Offline registry tools and password resetter


Here are the source code and binary downloads (see bottom of page) for the registry tools, along with documentation and release history.
This page is aimed at developers, tooldisk intergators, and system technicians. If you just need to use the tool to reset a password on your system.

Current features of the registry tools / library

Library:
  • Open several hives at once (they are however not linked in path-wise)
  • Add and remove keys (still not rename, sorry)
  • Add and remove values of any type. (no rename here either)
  • Read data in values
  • Put data into values.
  • (Recursive) iterate / list keys, get values types etc.
  • Recursive delete of keys
  • Read key "class" field
  • Expansion of the hive file now supported so you can add or import as much as you like!
  • Currently just ignores security descriptors in the registry.
  • Supports registry hives with different key indexing, so it covers all versions from NT3.51 to Vista/Win7 32/64bit and 2008 server.
Features of the tools (based on the library):
  • Simple interactive registry edit (command based), including hex edit of value data in unsupported value types.
  • Export of registry (or parts of it) to .reg file readable by Windows regedit.exe.
  • Import .reg file now in seemingly working condition. Will read files from regedit.exe, usually without changes. But currently slow.
  • Password reset, password change (partial)
  • User unlock
  • User promotion (add to administrators group. buggy)
  • Extract product key
  • Some syskey reset actions (NT4/2k/XP), but very risky.
  • .. and a lot of information and debug info for those who are interested.
This is news summary for the library and tools. Please see source and HISTORY.txt for more details.

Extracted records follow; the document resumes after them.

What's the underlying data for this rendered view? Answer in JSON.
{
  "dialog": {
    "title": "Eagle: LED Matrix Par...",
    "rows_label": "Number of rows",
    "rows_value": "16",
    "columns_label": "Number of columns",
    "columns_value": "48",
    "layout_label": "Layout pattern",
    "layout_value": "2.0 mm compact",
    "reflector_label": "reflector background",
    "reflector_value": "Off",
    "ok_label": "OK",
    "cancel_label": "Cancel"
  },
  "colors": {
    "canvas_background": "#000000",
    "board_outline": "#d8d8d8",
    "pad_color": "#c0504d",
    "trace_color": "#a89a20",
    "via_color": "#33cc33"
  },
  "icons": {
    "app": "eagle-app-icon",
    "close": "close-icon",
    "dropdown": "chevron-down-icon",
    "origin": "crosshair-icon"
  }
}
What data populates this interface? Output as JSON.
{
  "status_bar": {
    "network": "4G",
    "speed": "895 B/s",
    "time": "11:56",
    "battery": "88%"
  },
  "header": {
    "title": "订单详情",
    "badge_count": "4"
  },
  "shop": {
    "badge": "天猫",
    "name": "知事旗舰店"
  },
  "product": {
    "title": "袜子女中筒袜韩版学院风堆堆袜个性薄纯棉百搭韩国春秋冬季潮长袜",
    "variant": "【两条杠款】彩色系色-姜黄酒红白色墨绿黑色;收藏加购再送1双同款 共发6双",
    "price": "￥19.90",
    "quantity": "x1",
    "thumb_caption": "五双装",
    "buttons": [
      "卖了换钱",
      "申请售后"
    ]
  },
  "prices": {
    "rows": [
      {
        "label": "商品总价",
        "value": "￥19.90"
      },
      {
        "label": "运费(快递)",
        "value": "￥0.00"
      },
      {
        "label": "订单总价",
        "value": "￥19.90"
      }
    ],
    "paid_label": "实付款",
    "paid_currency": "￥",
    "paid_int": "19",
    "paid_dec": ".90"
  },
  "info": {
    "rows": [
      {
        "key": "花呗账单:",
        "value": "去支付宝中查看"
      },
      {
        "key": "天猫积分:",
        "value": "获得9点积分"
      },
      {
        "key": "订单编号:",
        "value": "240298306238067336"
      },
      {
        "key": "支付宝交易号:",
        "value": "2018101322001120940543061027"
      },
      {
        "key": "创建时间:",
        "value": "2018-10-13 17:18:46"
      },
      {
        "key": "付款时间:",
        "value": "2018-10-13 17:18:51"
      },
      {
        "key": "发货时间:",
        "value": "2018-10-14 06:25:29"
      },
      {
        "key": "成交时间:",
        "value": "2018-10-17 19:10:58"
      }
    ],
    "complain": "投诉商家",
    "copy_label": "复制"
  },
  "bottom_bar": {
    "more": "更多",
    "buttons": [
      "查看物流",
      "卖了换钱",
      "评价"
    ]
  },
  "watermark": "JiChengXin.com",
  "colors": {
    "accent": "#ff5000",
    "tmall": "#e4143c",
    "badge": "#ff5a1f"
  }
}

2011-05-09 - New major features!
  • Hive expansion! Library now does hive file expansion by default if needed to when adding keys/values (but you can turn it off, safe mode). If expansion occured, you will get a warning when writing back.
  • .reg file import! Will read files from regedit.exe in most cases (UTF-16) but can miss on some international characters. Also reads "latin" (8 bit) files.
  • There were a lot of goofs by me in the add/delete key and value handling, which made windows complain and lose data. Hope I managed to fix them.
  • Also, found out more about how Windows does things, for example more details of empty name (default) value, zero-size values, large values (gets split internally) and other special cases.
  • Did quite a lot of testing by importing for example the SOFTWARE\Classes tree with regedit.exe and importing it again into the DEFAULT hive with my tool, then ask windows to "Load hive" (in regedit.exe). If it does not complain in the event log, it is good. (Also, seems like windows has gotten better at not bluescreening on a corrupt registry hive, did not get a single one when doing this with pretty messed up hives in win7 and Vista)
  • Be aware that .reg import is currently very slow, since I messed up the design for the string reading badly, and also the add routines is not exactly optimized. Consider it a proof of concept! Example: Import of SOFTWARE\Microsoft tree (exported by regedit.exe) into the small DEFAULT hive took more than 10 minutes on a pretty fast machine. Especially hex data is slow (one byte at a time.. lazy me..)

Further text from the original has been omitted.